Sofrendo as consequências das reformas trabalhista (que privilegiou o capital em prejuízo do trabalho) e previdenciária (que violou a dignidade dos trabalhadores) e com um contingente de aproximadamente 12 milhões de trabalhadores desempregados, a celebração do 1º de maio de 2020 não comporta festa e comemoração, mas é momento de reflexão acerca do futuro do país e da vida dos trabalhadores. A pandemia do covid-19 (corona vírus), enfrentada com atraso pelas autoridades do país, de forma mais ou menos improvisada e sob o véu da negação da seriedade do problema, ameaça gravemente a vida de todos, sobretudo dos trabalhadores, expostos ao vírus e às graves consequências que se seguirão à pandemia.

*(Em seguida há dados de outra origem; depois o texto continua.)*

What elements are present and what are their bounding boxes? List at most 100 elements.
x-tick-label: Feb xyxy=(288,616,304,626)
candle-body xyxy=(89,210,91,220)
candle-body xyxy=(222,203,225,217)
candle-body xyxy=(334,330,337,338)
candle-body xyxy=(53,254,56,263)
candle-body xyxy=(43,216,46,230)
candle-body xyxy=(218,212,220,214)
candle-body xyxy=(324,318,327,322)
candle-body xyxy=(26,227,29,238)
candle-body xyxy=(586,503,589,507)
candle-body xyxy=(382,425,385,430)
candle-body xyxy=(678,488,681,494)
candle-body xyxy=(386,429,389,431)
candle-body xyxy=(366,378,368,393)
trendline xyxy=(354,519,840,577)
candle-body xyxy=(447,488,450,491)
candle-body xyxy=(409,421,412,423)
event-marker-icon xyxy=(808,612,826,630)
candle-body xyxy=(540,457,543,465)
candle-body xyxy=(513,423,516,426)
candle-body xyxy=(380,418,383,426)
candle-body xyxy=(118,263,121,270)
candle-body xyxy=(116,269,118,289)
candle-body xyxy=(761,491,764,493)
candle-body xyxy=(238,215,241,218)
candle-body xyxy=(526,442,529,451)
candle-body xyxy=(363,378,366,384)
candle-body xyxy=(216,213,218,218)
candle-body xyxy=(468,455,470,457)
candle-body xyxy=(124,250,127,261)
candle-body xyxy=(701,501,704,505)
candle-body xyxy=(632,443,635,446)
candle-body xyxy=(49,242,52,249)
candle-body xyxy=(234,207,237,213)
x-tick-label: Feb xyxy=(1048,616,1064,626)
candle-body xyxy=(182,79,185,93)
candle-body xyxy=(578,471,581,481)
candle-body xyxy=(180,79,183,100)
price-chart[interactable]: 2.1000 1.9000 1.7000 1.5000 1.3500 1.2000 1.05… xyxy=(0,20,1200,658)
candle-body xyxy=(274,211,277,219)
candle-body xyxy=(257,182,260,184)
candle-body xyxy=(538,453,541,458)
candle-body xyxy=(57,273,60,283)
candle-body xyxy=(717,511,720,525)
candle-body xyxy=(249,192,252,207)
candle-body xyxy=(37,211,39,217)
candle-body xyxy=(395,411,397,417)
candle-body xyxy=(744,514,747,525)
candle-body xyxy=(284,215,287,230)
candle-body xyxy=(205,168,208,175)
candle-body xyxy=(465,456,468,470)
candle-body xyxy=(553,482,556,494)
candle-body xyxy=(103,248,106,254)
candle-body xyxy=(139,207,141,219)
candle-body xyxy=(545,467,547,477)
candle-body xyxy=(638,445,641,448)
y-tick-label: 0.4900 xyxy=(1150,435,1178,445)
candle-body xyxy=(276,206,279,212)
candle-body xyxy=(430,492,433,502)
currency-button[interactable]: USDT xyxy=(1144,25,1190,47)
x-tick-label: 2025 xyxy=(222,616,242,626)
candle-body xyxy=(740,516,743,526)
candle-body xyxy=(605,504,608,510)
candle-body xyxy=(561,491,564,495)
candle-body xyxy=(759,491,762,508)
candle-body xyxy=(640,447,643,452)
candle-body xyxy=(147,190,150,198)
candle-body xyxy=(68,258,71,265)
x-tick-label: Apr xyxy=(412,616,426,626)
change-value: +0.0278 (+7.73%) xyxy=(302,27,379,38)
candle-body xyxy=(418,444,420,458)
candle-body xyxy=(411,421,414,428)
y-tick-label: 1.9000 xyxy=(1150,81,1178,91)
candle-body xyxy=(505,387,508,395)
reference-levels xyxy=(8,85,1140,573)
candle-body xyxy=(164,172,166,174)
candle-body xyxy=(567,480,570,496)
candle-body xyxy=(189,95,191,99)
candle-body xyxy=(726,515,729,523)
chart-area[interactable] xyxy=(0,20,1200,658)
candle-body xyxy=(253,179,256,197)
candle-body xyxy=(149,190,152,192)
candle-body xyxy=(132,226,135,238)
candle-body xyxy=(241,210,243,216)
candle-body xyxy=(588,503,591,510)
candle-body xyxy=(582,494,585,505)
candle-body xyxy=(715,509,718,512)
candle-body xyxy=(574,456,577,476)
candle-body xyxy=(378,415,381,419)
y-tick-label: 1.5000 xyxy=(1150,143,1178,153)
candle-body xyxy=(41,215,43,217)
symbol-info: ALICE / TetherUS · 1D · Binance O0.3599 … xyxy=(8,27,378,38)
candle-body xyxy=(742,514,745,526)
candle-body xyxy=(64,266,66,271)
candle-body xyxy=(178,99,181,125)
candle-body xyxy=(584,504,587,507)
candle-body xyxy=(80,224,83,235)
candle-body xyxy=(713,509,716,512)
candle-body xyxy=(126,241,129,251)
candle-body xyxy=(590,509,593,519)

A oposição entre a defesa da vida e a salvaguarda da economia é um falso dilema, criado para encobrir a falta de projetos sérios e competentes para resgatar a vida da sociedade quando o surto viral for vencido. Não se trata de escolher entre uma e outra coisa, pois a vida humana e a economia são realidades interdependentes. Mas, é urgente e prioritário defender a vida acima de qualquer outro bem ou valor, para que, vivos, os trabalhadores possam reconstruir a economia quando a pandemia arrefecer.

São José, o virtuoso operário de Nazaré, rogue a Deus por todos os trabalhadores do Brasil e do mundo inteiro para que não lhes falte trabalho, moradia e condições dignas para sustento de suas vidas e de suas famílias. E, sempre que faltar justiça nas condições de trabalho ou nas relações trabalhistas, que não faltem aos trabalhadores consciência e coragem para se organizar e defender seus direitos.